Summer ’11
September 22, 2017
Nine years old, summer ‘11. Everyday, Emma spent hours on end pretending she was a superhero with her best friends. They laughed and walked to the pool down the street from her two-story red brick house.
One afternoon, her dad’s black Infinity pulled up next to the house. Emma hadn’t seen her dad all week because he always got home after she had gone to sleep. She ran and jumped into his welcoming arms. He continued inside and she resumed playing with her friends.
When her parents called her inside, she willingly did so. They all sat down as a family, mom, dad, and her 5-year-old brother next to the coffee table.

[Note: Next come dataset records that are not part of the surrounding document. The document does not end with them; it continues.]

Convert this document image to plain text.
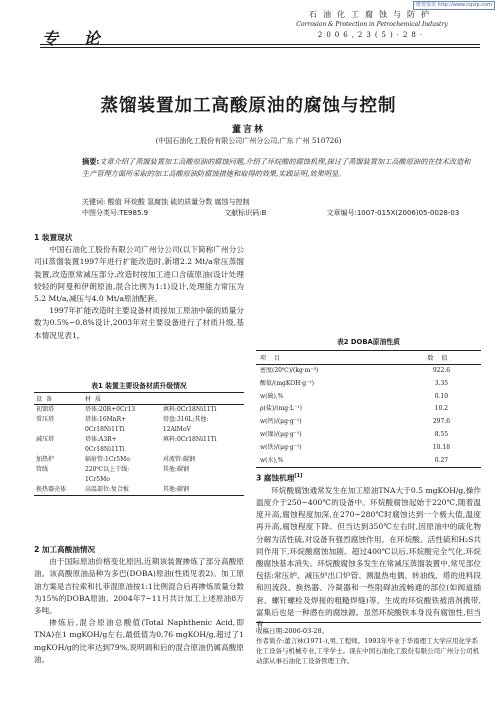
维普资讯 http://www.cqvip.com
专 论
石油化工腐蚀与防护
Corrosion & Protection in Petrochemical Industry
2006,23(5)·28·
蒸馏装置加工高酸原油的腐蚀与控制
董言林
(中国石油化工股份有限公司广州分公司,广东 广州 510726)
摘要:文章介绍了蒸馏装置加工高酸原油的腐蚀问题,介绍了环烷酸的腐蚀机理,探讨了蒸馏装置加工高酸原油的在技术改造和生产管理方面所采取的加工高酸原油防腐蚀措施和取得的效果,实践证明,效果明显。
关键词: 酸值 环烷酸 氢腐蚀 硫的质量分数 腐蚀与控制
中图分类号:TE985.9	文献标识码:B	文章编号:1007-015X(2006)05-0028-03
1 装置现状

中国石油化工股份有限公司广州分公司(以下简称广州分公司)Ⅰ蒸馏装置1997年进行扩能改造时,新增2.2 Mt/a常压蒸馏装置,改造原常减压部分,改造时按加工进口含硫原油(设计处理较轻的阿曼和伊朗原油,混合比例为1:1)设计,处理能力常压为5.2 Mt/a,减压与4.0 Mt/a原油配套。

1997年扩能改造时主要设备材质按加工原油中硫的质量分数为0.5%~0.8%设计,2003年对主要设备进行了材质升级,基本情况见表1。

表1 装置主要设备材质升级情况
设备	材质	
初馏塔	塔体:20R+0Cr13	填料:0Cr18Ni11Ti
常压塔	塔体:16MnR+	塔盘:316L;其他:
	0Cr18Ni11Ti	12AlMoV
减压塔	塔体:A3R+	填料:0Cr18Ni11Ti
	0Cr18Ni11Ti	
加热炉	辐射管:1Cr5Mo	对流管:碳钢
管线	220℃以上干线:	其他:碳钢
	1Cr5Mo	
换热器壳体	高温部位:复合板	其他:碳钢
2 加工高酸油情况

由于国际原油价格变化原因,近期该装置掺炼了部分高酸原油。该高酸原油品种为多巴(DOBA)原油(性质见表2)。加工原油方案是吉拉索和扎菲混原油按1:1比例混合后再掺炼质量分数为15%的DOBA原油。2004年7~11月共计加工上述原油8万多吨。

掺炼后,混合原油总酸值(Total Naphthenic Acid,即TNA)在1 mgKOH/g左右,最低值为0.76 mgKOH/g,超过了1 mgKOH/g的比率达到79%,说明调和后的混合原油仍属高酸原油。

表2 DOBA原油性质
项目	数值
密度(20℃)/(kg·m⁻³)	922.6
酸值/(mgKOH·g⁻¹)	3.35
w(硫),%	0.10
ρ(盐)/(mg·L⁻¹)	10.2
w(钙)/(μg·g⁻¹)	297.6
w(镍)/(μg·g⁻¹)	8.55
w(铁)/(μg·g⁻¹)	10.18
w(水),%	0.27
3 腐蚀机理[1]

环烷酸腐蚀通常发生在加工原油TNA大于0.5 mgKOH/g,操作温度介于250~400℃的设备中。环烷酸腐蚀起始于220℃,随着温度升高,腐蚀程度加深,在270~280℃时腐蚀达到一个极大值,温度再升高,腐蚀程度下降。但当达到350℃左右时,因原油中的硫化物分解为活性硫,对设备有强烈腐蚀作用。在环烷酸、活性硫和H₂S共同作用下,环烷酸腐蚀加剧。超过400℃以后,环烷酸完全气化,环烷酸腐蚀基本消失。环烷酸腐蚀多发生在常减压蒸馏装置中,常见部位包括:常压炉、减压炉出口炉管、测温热电偶、转油线、塔的进料段和回流段、换热器、冷凝器和一些阻碍油流畅通的部位(如阀道插套、螺钉螺栓及焊接的粗糙焊缝)等。生成的环烷酸铁被溶剂携带,富集后也是一种潜在的腐蚀源。虽然环烷酸铁本身没有腐蚀性,但当有

收稿日期:2006-03-28。
作者简介:董言林(1971-),男,工程师。1993年毕业于华南理工大学应用化学系化工设备与机械专业,工学学士。现在中国石油化工股份有限公司广州分公司机动部从事石油化工设备管理工作。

When her parents told her that they were separating, the air became thin and suddenly it became hard to breathe, hard to hold in the tears and the sobs.
She thought of all the Christmases and Thanksgivings, of all the movie nights and the days splashing in the pool.
At that moment she remembered the cold winter morning when she woke up to the smell of bacon all the way from downstairs.
At that moment she thought back to the snow days when they walked to the steep hill next to their neighborhood and had a blast sledding all day.
She went to the backyard and sat on an old, rusty swing that was part of the play set her brother had received for his birthday. She remembered watching from a window, her mom and dad laughing as they failed to put it together.
And she cried. Every night she cried herself to sleep and every day she knew that she would never be able to relive those precious moments.
Fourteen years old and lives with pain in her heart. Fourteen years old and hasn’t forgotten.